La cenicienta que no quería comer perdices |
Me gustaría compartir aquí las consideraciones y dudas que me surigieron a raíz de la lectura del artículo de Consol Aguilar "Género y formación de identidades".
En primer lugar, si partimos de la definición de género de Carlos
Lomas y Amparo Tusón como construcción cultural, creo que encontramos en ella un
pequeño resquicio para la esperanza. En las últimas décadas la mujer occidental
ha ido alcanzado pequeñas metas que la han ido alejando de la representación
tradicional de su identidad. Si bien es cierto que todavía queda mucho camino
por recorrer, también lo es que ya no estamos en la línea de salida, sino a
medio camino de alcanzar la meta final. Esos pequeños logros han ido
resquebrajando el material con el que la cultura había construido el género
femenino, y por esas grietas se ha ido colando nuevos componentes para redefinir
la condición social de la mujer.
Y en esa nueva definición del género femenino, que
supone asimismo una redefinición del masculino, puede tener una función
fundamental la literatura infantil y juvenil. Para ello, creo que la última de
las formas de intervención en la producción y transmisión de los cuentos, que
apunta Teresa Colomer, puede resulta muy útil. De esta forma, la reutilización o
reinvención de los motivos folklóricos, de acuerdo con los valores de nuestro
tiempo, pueden producir cuentos que contribuyan a la revisión de la identidad de
cada género.
Por otro lado, una nueva lectura de los cuentos
tradicionales también puede contribuir al cambio de referentes culturales, ya
que las primeras versiones de estos cuentos, antes de que fueran despojados
de su crudeza original y los personajes femeninos fueran almibarados, ofrecen
personajes femeninos más activos, protagonistas de una aventura vital como
proceso de autodescubrimiento (quizá me estoy dejando llevar aquí por la
interpretación psiconalítica de Bruno Bettelheim de cuentos como Cenicienta o
Blancanieves).
Llegados a este punto, quería hacer una
reflexión respecto a los problemas de los modelos sociales que refleja la
literatura infantil y juvenil, que Teresa Colomer expone y recoge Consol Aguilar
en su artículo. Es un hecho que la tradición
literaria, que asocia determinados valores a lo masculino y a lo femenino, sigue
pesando en los libros para niños y niñas.
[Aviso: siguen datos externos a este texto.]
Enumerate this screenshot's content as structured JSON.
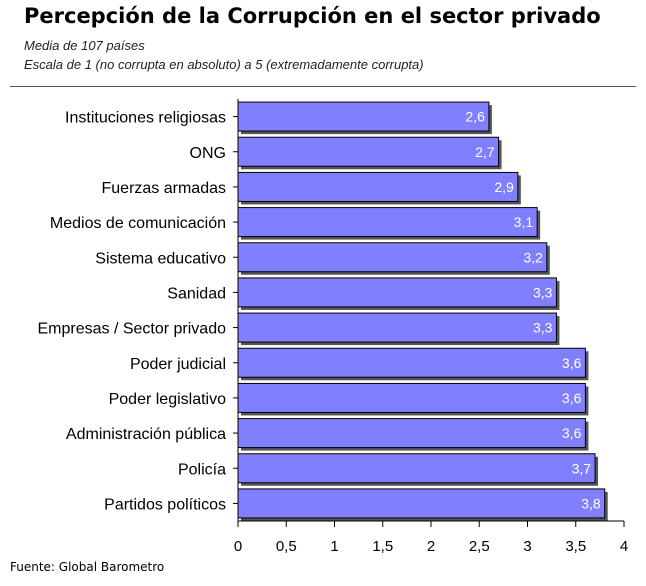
{
  "header": {
    "title": "Percepción de la Corrupción en el sector  privado",
    "subtitle_line1": "Media de 107 países",
    "subtitle_line2": "Escala de 1 (no corrupta en absoluto) a 5 (extremadamente corrupta)"
  },
  "footer": {
    "source": "Fuente: Global Barometro"
  },
  "colors": {
    "bar_fill": "#8080FF",
    "bar_stroke": "#000000",
    "bar_shadow": "#555555",
    "value_label": "#FFFFFF"
  },
  "chart_data": {
    "type": "bar",
    "orientation": "horizontal",
    "title": "Percepción de la Corrupción en el sector  privado",
    "xlabel": "",
    "ylabel": "",
    "xlim": [
      0,
      4
    ],
    "xticks": [
      0,
      0.5,
      1,
      1.5,
      2,
      2.5,
      3,
      3.5,
      4
    ],
    "xtick_labels": [
      "0",
      "0,5",
      "1",
      "1,5",
      "2",
      "2,5",
      "3",
      "3,5",
      "4"
    ],
    "grid": false,
    "legend": "none",
    "categories": [
      "Instituciones religiosas",
      "ONG",
      "Fuerzas armadas",
      "Medios de comunicación",
      "Sistema educativo",
      "Sanidad",
      "Empresas / Sector privado",
      "Poder judicial",
      "Poder legislativo",
      "Administración pública",
      "Policía",
      "Partidos políticos"
    ],
    "values": [
      2.6,
      2.7,
      2.9,
      3.1,
      3.2,
      3.3,
      3.3,
      3.6,
      3.6,
      3.6,
      3.7,
      3.8
    ],
    "value_labels": [
      "2,6",
      "2,7",
      "2,9",
      "3,1",
      "3,2",
      "3,3",
      "3,3",
      "3,6",
      "3,6",
      "3,6",
      "3,7",
      "3,8"
    ]
  }
}
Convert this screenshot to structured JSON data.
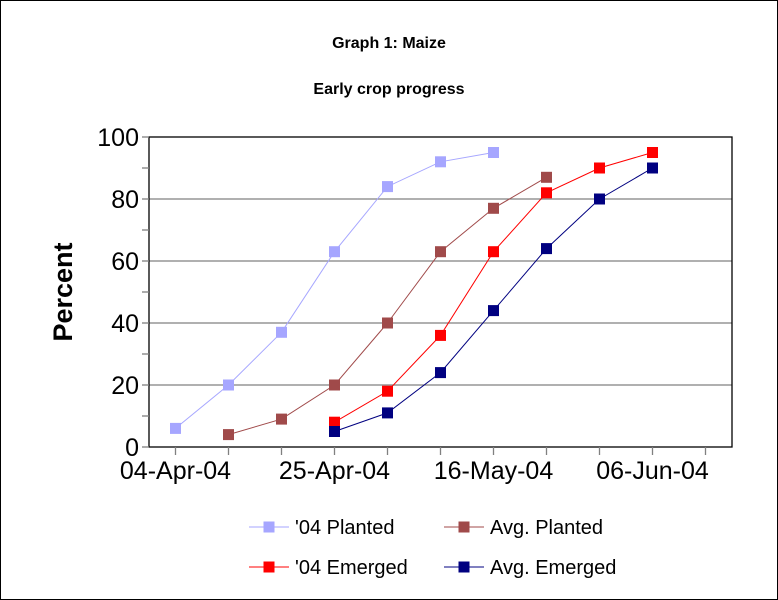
{
  "chart_data": {
    "type": "line",
    "title": "Graph 1: Maize",
    "subtitle": "Early crop progress",
    "xlabel": "",
    "ylabel": "Percent",
    "categories": [
      "04-Apr-04",
      "11-Apr-04",
      "18-Apr-04",
      "25-Apr-04",
      "02-May-04",
      "09-May-04",
      "16-May-04",
      "23-May-04",
      "30-May-04",
      "06-Jun-04",
      "13-Jun-04"
    ],
    "x_tick_labels": [
      "04-Apr-04",
      "25-Apr-04",
      "16-May-04",
      "06-Jun-04"
    ],
    "ylim": [
      0,
      100
    ],
    "y_ticks": [
      0,
      20,
      40,
      60,
      80,
      100
    ],
    "grid": "horizontal major",
    "legend": "bottom",
    "series": [
      {
        "name": "'04 Planted",
        "color": "#a6a6ff",
        "values": [
          6,
          20,
          37,
          63,
          84,
          92,
          95,
          null,
          null,
          null,
          null
        ]
      },
      {
        "name": "Avg. Planted",
        "color": "#a04a4a",
        "values": [
          null,
          4,
          9,
          20,
          40,
          63,
          77,
          87,
          null,
          null,
          null
        ]
      },
      {
        "name": "'04 Emerged",
        "color": "#ff0000",
        "values": [
          null,
          null,
          null,
          8,
          18,
          36,
          63,
          82,
          90,
          95,
          null
        ]
      },
      {
        "name": "Avg. Emerged",
        "color": "#000080",
        "values": [
          null,
          null,
          null,
          5,
          11,
          24,
          44,
          64,
          80,
          90,
          null
        ]
      }
    ]
  }
}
También lo es que la literatura no se
puede alejar totalmente de la realidad social que rodea a sus lectores, y que la
sociedad de consumo que produce, da a conocer, distribuye y vende los libros, es
sexista. Sin embargo, creo que contamos con un arma para contrarrestar esa
influencia: el mediador. El padre, el profesor, el animador cultural tendría que
saber reconocer los modelos convencionales que se esconden debajo de las
diferentes versiones de los cuentos tradicionales, de los clásicos o de los
libros más nuevos para ponerlos en crisis. Mediante la reflexión y
reinterpretación compartida entre el mediador y el lector, de esos modelos, el
niño puede llegar a formarse una lectura crítica de los mismos. Con el tiempo,
el lector tendrá las herramientas para hacer su propia lectura crítica. De
todas formas, considero que la literatura, como cualquier manifestación
cultural, ha de estar un poco más avanzada que la sociedad, para que esta se
alimente de sus valores y evolucione sobre las bases que el ofrece la cultura.
Por último, encuentro otro motivo de esperanza en el
hecho de que desde los años 70 hayan proliferado los libros y las colecciones
donde se ofrecen nuevos modelos de hombres y mujeres que contravienen los
patrones convencionales. Así, en los último cuarenta años se ha ido forjando una
tradición literaria donde encontramos padres divorciados, familias
monoparentales, mujeres trabajadoras de todas las clases sociales, y príncipes,
que en lugar de buscar princesas, buscan a su príncipe azul. ¿Esto no es señal
de que algo está cambiando? Como señalé al principio, es un proceso lento, y a
lo mejor nos cuesta otros cuarenta años recorrer un nuevo trecho, pero lo
importante es no quedarse al borde del camino.